Für Frank war es bequem, dass Wibke sich die Buchseite gemerkt hat, so brauchte er sich selbst keine Notizen zu machen. Auf den Gedanken, die Lesezeichen selbst wieder einzusammeln und eigenhändig zu vernichten, ist Frank gar nicht erst gekommen. Wie hätte er das auch machen sollen?

Bettinas Partys waren sensationell. Sie hatte sogar einen Hinweis in der Diele, dass sie Papierschnipsel verwendet und wenn der Gast eintritt, er damit einverstanden ist. Die Verlockung der tollen Partys war zu groß, um sich über den Hinweis Gedanken zu machen.
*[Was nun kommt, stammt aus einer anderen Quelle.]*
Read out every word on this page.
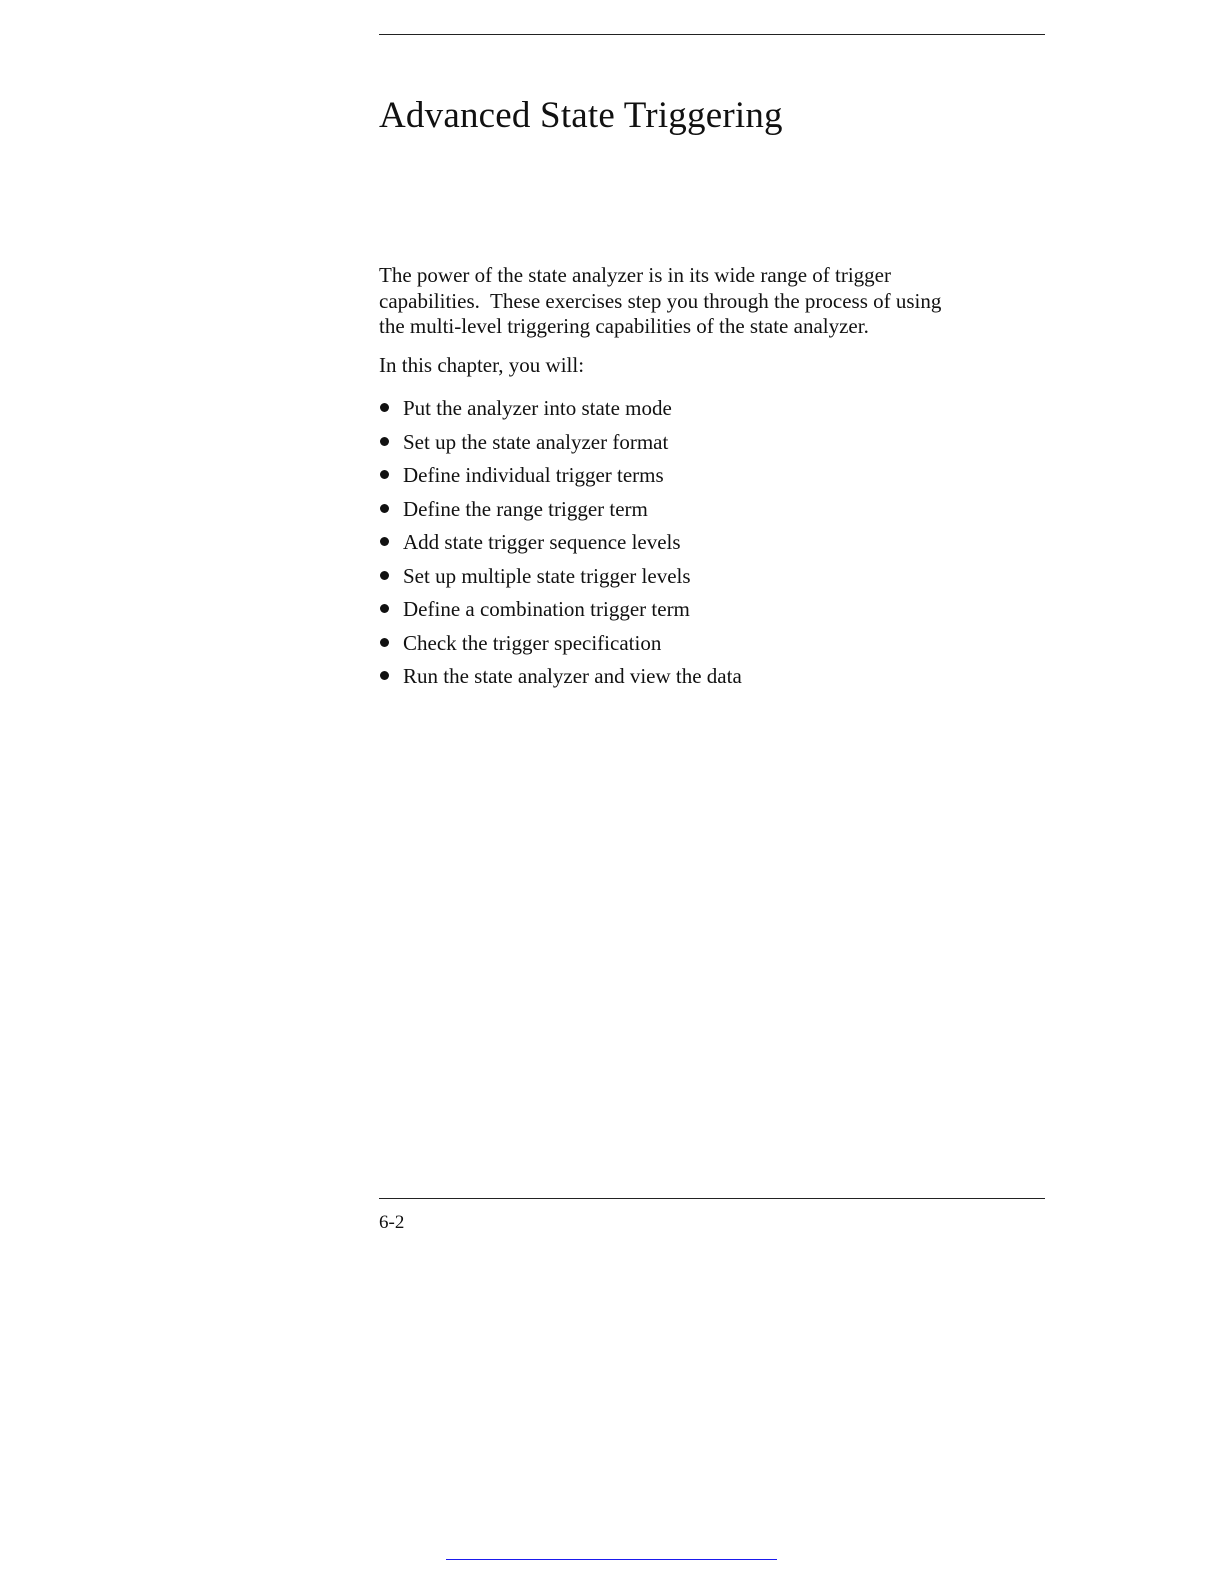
Advanced State Triggering

The power of the state analyzer is in its wide range of trigger
capabilities.  These exercises step you through the process of using
the multi-level triggering capabilities of the state analyzer.

In this chapter, you will:

Put the analyzer into state mode
Set up the state analyzer format
Define individual trigger terms
Define the range trigger term
Add state trigger sequence levels
Set up multiple state trigger levels
Define a combination trigger term
Check the trigger specification
Run the state analyzer and view the data
6-2
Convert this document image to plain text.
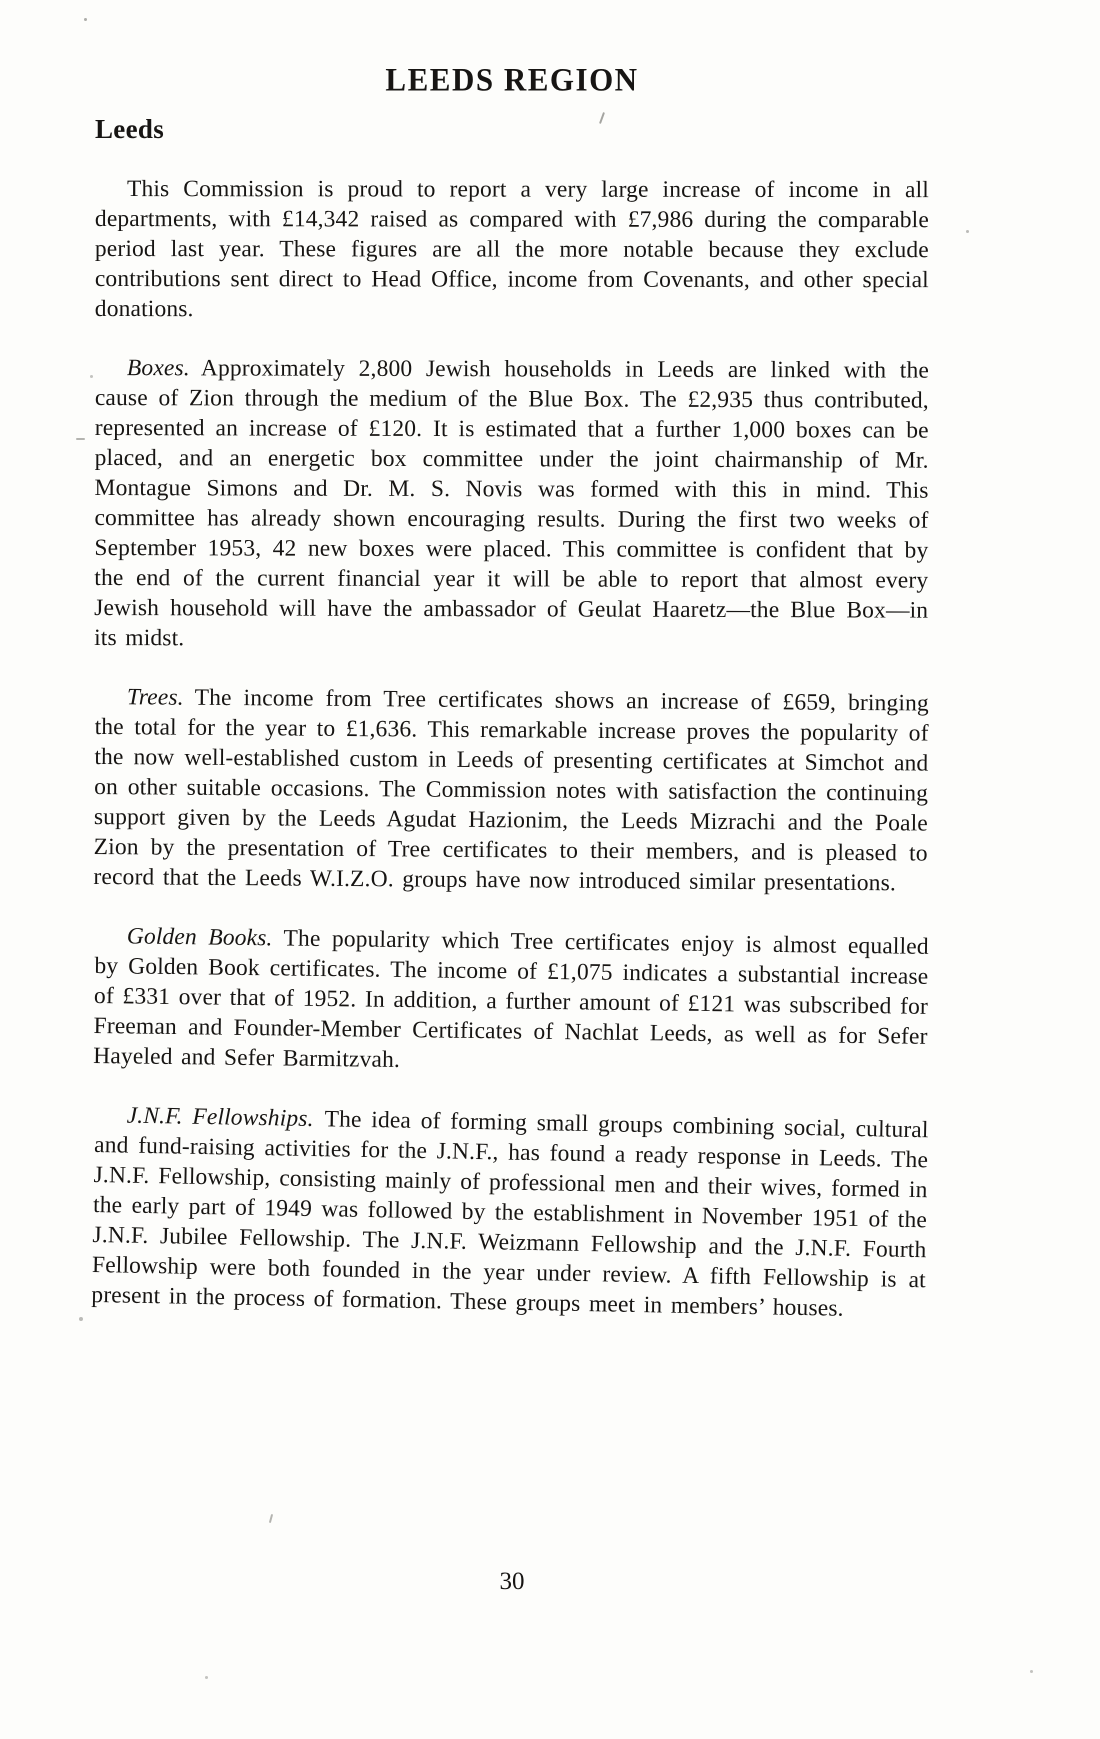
LEEDS REGION
Leeds

This Commission is proud to report a very large increase of income in all departments, with £14,342 raised as compared with £7,986 during the comparable period last year. These figures are all the more notable because they exclude contributions sent direct to Head Office, income from Covenants, and other special donations.

Boxes. Approximately 2,800 Jewish households in Leeds are linked with the cause of Zion through the medium of the Blue Box. The £2,935 thus contributed, represented an increase of £120. It is estimated that a further 1,000 boxes can be placed, and an energetic box committee under the joint chairmanship of Mr. Montague Simons and Dr. M. S. Novis was formed with this in mind. This committee has already shown encouraging results. During the first two weeks of September 1953, 42 new boxes were placed. This committee is confident that by the end of the current financial year it will be able to report that almost every Jewish household will have the ambassador of Geulat Haaretz—the Blue Box—in its midst.

Trees. The income from Tree certificates shows an increase of £659, bringing the total for the year to £1,636. This remarkable increase proves the popularity of the now well-established custom in Leeds of presenting certificates at Simchot and on other suitable occasions. The Commission notes with satisfaction the continuing support given by the Leeds Agudat Hazionim, the Leeds Mizrachi and the Poale Zion by the presentation of Tree certificates to their members, and is pleased to record that the Leeds W.I.Z.O. groups have now introduced similar presentations.

Golden Books. The popularity which Tree certificates enjoy is almost equalled by Golden Book certificates. The income of £1,075 indicates a substantial increase of £331 over that of 1952. In addition, a further amount of £121 was subscribed for Freeman and Founder-Member Certificates of Nachlat Leeds, as well as for Sefer Hayeled and Sefer Barmitzvah.

J.N.F. Fellowships. The idea of forming small groups combining social, cultural and fund-raising activities for the J.N.F., has found a ready response in Leeds. The J.N.F. Fellowship, consisting mainly of professional men and their wives, formed in the early part of 1949 was followed by the establishment in November 1951 of the J.N.F. Jubilee Fellowship. The J.N.F. Weizmann Fellowship and the J.N.F. Fourth Fellowship were both founded in the year under review. A fifth Fellowship is at present in the process of formation. These groups meet in members’ houses.

30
Es ist in der Tat unbequem, Cookies zu hinterfragen. Und glauben Sie mir, Cookies einfach komplett abzuschalten, wie es in Datenschutzerklärungen gerne vorgeschlagen wird, ist auch nicht die Lösung.

Und Sie haben jetzt - ganz ohne technische Erklärung - verstanden, was Cookies sind und wozu sie benutzt werden.